When choosing lands I would caution you against selecting only the best cards like the original duals, shock lands, fetches, and Ice-Age pain lands. The original duals when combined with traditional fetch lands are incredibly powerful and a very low opportunity cost to pick up during a draft. This makes people much more ready to give up picks in order to have a super smooth and super-fast mana base. I’m not opposed to people being able to play their spells. I just want to make sure that they are doing it at a pace that is fair and just. I really like using tapped multi-color lands, and I also enjoy using the Ravnica bounce lands as well. These types of lands give everyone access to the colors they need, but keep the game developing at a slower and I would argue fairer pace. This enables people to build games that tell stories and create exciting turns, big time plays, and late game bombs with multiple responses being dished out all over.

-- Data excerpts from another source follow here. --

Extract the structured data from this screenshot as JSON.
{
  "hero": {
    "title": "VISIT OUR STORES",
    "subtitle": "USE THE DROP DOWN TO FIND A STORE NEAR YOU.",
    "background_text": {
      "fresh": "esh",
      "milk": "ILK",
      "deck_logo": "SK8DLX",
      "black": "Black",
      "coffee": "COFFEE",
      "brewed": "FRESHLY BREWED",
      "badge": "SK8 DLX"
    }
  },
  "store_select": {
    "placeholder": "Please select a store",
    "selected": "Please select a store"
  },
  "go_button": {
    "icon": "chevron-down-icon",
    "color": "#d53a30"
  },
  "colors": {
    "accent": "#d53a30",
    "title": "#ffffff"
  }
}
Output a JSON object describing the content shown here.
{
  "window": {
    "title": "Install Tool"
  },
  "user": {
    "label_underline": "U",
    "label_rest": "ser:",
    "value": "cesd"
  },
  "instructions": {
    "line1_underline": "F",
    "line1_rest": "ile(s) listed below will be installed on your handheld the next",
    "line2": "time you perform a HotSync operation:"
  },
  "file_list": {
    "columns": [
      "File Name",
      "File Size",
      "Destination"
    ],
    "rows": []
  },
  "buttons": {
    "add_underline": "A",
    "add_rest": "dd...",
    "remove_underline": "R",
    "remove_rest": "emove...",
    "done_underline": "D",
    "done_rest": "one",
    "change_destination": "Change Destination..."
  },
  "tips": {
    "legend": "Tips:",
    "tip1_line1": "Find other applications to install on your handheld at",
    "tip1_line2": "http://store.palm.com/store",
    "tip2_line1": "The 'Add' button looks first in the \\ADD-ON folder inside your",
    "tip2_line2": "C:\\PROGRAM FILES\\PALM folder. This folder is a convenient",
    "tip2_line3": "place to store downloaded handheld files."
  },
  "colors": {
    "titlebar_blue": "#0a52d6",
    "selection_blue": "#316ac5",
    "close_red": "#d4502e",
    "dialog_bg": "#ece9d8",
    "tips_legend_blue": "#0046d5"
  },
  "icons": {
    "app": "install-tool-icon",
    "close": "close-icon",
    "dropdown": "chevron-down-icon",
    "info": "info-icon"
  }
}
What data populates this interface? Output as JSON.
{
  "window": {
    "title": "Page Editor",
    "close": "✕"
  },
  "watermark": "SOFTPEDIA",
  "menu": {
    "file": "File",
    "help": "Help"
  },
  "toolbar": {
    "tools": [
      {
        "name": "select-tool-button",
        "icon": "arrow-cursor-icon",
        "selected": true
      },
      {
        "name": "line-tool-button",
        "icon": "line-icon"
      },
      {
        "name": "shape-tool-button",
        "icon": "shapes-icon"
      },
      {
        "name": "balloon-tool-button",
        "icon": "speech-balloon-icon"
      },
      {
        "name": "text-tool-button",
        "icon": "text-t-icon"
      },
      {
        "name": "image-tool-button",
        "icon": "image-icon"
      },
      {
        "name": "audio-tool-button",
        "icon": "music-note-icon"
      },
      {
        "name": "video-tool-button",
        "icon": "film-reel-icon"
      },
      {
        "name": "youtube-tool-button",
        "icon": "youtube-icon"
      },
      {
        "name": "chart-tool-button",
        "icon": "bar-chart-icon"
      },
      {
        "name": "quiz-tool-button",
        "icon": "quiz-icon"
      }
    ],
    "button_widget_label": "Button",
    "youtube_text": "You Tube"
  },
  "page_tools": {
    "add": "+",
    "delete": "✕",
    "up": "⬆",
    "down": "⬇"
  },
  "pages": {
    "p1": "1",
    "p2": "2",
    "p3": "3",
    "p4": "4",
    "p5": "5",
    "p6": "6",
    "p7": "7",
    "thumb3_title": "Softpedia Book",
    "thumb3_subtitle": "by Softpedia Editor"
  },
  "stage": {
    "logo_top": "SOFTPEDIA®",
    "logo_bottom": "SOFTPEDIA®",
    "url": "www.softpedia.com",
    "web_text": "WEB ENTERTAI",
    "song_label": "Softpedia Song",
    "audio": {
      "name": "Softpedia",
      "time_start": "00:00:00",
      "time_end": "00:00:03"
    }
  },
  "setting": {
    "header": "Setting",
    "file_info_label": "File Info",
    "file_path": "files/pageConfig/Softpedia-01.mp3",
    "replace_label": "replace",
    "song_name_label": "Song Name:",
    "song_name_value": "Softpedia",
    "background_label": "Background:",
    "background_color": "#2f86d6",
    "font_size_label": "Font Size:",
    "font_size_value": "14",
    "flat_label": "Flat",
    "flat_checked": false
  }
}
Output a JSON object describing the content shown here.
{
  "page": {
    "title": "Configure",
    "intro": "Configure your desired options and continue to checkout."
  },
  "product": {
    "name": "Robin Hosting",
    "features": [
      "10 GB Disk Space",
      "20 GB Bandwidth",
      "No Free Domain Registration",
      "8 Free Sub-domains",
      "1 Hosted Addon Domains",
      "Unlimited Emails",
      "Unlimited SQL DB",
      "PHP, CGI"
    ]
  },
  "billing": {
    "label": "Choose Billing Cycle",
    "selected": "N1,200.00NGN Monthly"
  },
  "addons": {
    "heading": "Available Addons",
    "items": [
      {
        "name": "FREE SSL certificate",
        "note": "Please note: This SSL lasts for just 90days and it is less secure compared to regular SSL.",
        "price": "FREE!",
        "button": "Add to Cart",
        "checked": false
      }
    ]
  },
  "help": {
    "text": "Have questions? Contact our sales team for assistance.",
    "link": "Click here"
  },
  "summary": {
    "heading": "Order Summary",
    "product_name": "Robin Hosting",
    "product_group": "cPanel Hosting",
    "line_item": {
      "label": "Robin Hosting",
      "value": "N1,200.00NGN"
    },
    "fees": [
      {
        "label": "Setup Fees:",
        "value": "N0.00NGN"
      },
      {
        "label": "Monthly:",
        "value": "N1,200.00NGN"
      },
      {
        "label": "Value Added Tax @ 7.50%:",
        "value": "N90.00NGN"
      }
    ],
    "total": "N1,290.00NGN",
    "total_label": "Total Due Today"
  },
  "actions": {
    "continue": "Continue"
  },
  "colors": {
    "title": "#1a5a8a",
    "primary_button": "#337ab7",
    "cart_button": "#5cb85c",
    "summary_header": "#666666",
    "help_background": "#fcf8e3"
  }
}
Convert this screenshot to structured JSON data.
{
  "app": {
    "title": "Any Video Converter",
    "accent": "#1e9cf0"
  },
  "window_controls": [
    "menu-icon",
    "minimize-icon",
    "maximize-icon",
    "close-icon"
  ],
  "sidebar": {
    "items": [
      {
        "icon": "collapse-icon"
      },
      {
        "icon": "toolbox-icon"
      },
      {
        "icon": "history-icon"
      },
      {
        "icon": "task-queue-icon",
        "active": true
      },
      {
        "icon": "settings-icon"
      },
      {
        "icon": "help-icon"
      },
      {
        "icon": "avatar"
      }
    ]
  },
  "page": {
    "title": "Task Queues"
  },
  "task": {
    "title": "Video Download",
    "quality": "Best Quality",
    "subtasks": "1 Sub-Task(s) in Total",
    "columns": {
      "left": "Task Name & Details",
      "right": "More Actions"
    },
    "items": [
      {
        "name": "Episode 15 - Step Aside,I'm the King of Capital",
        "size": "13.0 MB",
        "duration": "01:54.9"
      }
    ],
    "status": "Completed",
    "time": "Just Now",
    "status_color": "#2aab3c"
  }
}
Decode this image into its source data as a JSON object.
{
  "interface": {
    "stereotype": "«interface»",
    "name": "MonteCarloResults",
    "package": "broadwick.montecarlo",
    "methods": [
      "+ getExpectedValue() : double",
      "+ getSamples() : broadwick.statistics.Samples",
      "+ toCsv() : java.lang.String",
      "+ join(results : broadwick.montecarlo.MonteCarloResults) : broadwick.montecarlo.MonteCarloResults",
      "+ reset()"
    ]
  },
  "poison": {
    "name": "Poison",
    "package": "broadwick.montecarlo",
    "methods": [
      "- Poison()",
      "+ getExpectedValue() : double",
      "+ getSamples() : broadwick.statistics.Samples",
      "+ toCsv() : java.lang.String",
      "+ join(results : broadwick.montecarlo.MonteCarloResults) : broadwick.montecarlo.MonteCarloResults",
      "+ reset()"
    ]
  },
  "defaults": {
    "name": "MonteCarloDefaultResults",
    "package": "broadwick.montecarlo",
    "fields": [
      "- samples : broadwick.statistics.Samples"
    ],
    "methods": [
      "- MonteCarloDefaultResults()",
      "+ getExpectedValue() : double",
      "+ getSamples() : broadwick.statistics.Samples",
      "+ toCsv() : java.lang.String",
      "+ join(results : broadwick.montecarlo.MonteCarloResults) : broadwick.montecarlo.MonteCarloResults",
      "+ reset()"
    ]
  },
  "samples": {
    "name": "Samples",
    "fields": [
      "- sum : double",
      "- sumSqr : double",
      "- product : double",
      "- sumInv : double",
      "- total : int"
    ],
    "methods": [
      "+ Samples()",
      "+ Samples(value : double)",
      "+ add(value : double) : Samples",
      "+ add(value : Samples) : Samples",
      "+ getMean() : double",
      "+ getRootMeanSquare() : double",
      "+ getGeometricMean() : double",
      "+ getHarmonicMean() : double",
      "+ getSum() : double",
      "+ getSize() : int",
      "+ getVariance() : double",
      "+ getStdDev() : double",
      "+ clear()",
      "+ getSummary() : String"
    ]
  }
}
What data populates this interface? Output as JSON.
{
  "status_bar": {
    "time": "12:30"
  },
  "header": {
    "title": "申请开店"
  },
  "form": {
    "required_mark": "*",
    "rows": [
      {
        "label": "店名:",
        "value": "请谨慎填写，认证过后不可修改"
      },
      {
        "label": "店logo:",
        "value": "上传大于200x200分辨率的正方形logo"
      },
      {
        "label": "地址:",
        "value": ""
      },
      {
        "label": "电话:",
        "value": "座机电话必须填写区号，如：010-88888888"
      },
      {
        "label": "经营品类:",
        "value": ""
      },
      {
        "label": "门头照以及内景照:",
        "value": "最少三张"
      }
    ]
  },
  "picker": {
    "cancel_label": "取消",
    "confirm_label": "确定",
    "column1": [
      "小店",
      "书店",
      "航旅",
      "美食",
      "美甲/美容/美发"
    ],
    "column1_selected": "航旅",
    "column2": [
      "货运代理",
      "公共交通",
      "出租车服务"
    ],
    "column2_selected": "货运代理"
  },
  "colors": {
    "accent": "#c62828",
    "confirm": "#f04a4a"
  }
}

The artifacts are a little harder to balance. I’m personally inclined to give them the majority between lands, as they function as both archetypal support cards and mana fixing as well. Including some mana rocks chews up at least 20 or so cards with the artifact realm. However, that’s no reason to relegate artifacts to just a mana support role. You can easily add archetypes like golems or myrs or constructs or even thopters if you wanted to. So, don’t shy away from being creative with those artifacts. Feel free to scope out my choices for some great budget options.


Making Packs:

When building your packs, shuffle up your multi-colored legendary creatures and then you can begin each pack with 3 legends each from your legends pile. Since you 80 multi-colored legendary creatures you can easily make 24 packs, enough for two drafts. If you wish, you can just pack the extra legends into a few of the packs. I prefer to just let the mono-colored legends mix into the rest of the packs at random, but you could feel free to seed them as a four card in some of the packs as well. After you’ve seeded packs with legends, then you can simply add the necessary number of cards from the rest of your cube to finish off the 20 card packs. This is actually a fast and efficient process—it’s the shuffling the cards part that takes time. Once you have your packs set up you can separate them with index cards, top loaders, post-it notes, or any other divider you have laying around. This lets you have two drafts set up for four people or one draft for 8 players. Thus, pack-making is actually a fast and simple process. As a quick side-note, I really like having my seeded commanders be gold cards; you can quickly and efficiently separate seeded commander cards at the end of a draft when they are the majority of the multi-colored spells in existence. This is also why I chose to use very few multi-colored spells in the regular slots as well. So, make those stacks, and draft those packs. I’ll be back with some more details, theory, and suggestions for building your own Commander Cube (on a budget no less). Until I return, may the packs, selections, and the cards themselves be ever in your favor.